Accuracy measures the percentage of correct predictions made by the model on a set of test data. It is calculated as (TP + TN) / (TP + TN + FP + FN). While intuitive and easy to understand, accuracy can be misleading when the dataset is imbalanced. For example, if 95% of transactions are legitimate, a model that always predicts "not fraud" achieves 95% accuracy while failing to detect any actual fraud.

Precision

Precision is the proportion of true positive predictions among all positive predictions made by the model. It answers the question: "Of all the instances the model labeled positive, how many were actually positive?" Precision is especially important in applications where false positives are costly, such as spam filtering (where a legitimate email incorrectly flagged as spam may cause the user to miss important messages).

Recall (Sensitivity)

Recall measures the proportion of actual positives that the model correctly identified. It answers the question: "Of all the actual positive instances, how many did the model catch?" Recall is critical in applications where false negatives are costly, such as medical diagnosis (where missing a disease could delay treatment) or fraud detection.

F1 Score

The F1 score is the harmonic mean of precision and recall, providing a single metric that balances both concerns. It is calculated as:

F1 = 2 * (Precision * Recall) / (Precision + Recall)
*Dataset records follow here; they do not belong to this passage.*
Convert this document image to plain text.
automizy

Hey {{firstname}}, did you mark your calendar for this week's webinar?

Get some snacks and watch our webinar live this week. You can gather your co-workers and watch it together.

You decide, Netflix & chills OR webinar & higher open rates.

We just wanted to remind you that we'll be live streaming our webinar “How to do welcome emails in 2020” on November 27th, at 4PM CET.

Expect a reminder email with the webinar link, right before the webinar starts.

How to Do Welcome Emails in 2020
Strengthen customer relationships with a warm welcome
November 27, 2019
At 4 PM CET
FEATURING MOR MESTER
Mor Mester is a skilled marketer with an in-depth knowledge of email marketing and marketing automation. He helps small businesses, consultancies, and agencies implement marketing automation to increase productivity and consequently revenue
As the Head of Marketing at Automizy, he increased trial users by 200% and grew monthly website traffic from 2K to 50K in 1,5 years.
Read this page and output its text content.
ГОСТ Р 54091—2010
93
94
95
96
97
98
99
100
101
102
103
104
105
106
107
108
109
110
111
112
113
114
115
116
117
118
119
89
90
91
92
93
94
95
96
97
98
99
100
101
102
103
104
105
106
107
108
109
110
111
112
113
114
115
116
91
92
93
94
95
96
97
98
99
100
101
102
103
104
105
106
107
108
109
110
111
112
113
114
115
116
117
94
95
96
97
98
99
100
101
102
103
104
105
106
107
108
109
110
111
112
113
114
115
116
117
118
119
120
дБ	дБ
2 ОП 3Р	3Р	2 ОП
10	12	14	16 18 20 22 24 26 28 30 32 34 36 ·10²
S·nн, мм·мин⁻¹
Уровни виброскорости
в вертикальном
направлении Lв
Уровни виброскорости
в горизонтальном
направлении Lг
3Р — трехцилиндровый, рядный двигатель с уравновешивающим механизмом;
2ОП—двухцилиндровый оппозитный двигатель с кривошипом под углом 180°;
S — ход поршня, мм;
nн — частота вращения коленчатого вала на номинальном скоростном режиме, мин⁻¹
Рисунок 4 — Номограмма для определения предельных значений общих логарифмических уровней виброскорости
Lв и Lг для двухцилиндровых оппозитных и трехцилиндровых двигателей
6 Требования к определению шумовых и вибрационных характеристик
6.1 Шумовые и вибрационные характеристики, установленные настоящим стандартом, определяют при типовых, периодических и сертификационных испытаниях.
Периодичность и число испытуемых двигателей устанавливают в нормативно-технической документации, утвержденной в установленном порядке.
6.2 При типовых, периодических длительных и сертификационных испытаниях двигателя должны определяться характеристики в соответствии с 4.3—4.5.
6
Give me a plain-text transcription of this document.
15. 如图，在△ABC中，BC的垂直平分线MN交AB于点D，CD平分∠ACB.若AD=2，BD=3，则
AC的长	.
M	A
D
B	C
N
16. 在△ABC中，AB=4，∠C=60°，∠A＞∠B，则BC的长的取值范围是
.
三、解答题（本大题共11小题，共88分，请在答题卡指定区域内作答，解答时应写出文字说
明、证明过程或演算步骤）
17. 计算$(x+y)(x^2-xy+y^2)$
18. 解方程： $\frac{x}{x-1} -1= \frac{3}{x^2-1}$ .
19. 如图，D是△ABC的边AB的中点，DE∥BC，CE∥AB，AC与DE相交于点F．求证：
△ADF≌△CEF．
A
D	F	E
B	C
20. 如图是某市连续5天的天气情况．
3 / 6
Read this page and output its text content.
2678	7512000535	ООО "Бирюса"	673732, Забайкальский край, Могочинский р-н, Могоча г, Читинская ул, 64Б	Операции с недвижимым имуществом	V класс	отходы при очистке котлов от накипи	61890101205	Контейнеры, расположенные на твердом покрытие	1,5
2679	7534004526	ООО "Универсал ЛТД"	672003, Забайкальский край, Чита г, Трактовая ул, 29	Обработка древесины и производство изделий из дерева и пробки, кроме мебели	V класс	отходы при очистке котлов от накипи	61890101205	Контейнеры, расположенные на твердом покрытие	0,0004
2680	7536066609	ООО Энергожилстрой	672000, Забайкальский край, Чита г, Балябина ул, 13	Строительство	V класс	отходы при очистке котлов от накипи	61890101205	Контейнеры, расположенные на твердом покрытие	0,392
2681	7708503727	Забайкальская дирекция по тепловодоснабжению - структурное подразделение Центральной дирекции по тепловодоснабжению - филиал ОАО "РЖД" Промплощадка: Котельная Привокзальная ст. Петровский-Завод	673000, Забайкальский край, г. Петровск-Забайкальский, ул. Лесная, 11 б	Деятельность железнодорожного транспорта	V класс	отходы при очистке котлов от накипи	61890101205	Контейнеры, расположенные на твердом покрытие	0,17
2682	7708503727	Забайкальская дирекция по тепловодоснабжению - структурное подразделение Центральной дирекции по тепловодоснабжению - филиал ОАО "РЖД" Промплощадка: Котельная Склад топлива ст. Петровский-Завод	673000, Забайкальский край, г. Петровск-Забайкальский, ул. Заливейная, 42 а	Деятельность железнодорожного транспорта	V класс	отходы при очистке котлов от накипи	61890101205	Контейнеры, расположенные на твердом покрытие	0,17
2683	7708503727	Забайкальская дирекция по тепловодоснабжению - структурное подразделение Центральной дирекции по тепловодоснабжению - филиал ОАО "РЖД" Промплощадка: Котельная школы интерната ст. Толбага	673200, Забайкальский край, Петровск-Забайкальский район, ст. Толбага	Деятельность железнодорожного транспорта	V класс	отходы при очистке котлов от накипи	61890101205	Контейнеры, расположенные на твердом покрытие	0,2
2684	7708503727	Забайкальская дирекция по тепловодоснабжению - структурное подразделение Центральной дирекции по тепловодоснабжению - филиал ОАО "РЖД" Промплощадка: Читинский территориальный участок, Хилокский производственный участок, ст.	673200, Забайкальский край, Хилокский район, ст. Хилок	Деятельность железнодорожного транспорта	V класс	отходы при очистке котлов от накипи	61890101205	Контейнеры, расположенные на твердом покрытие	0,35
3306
The harmonic mean gives more weight to lower values, so the F1 score is high only when both precision and recall are high. This makes it a useful metric when the costs of false positives and false negatives are roughly equal and the dataset is imbalanced.

Specificity (True Negative Rate)

Specificity measures the proportion of actual negatives that the model correctly identified. It is calculated as TN / (TN + FP). Specificity is the counterpart of recall for the negative class. In medical testing, specificity indicates how well a test correctly identifies people who do not have a disease.

AUC-ROC

The ROC curve (Receiver Operating Characteristic) plots the true positive rate (recall) against the false positive rate (1 - specificity) at various classification thresholds. The area under this curve (AUC-ROC) provides a threshold-independent measure of a model's discriminative ability. An AUC-ROC of 1.0 represents a perfect classifier, while 0.5 represents random guessing.

AUC-ROC is widely used because it summarizes performance across all possible thresholds in a single number. However, it can be overly optimistic when the dataset is heavily imbalanced, because the false positive rate denominator (FP + TN) is dominated by the large number of true negatives.

AUC-PR (Precision-Recall AUC)

The Precision-Recall curve plots precision against recall at various thresholds. The area under this curve (AUC-PR) is particularly informative for imbalanced datasets where the positive class is rare. Unlike AUC-ROC, the Precision-Recall curve does not include true negatives in its computation, so it provides a clearer picture of how well the model identifies the minority class.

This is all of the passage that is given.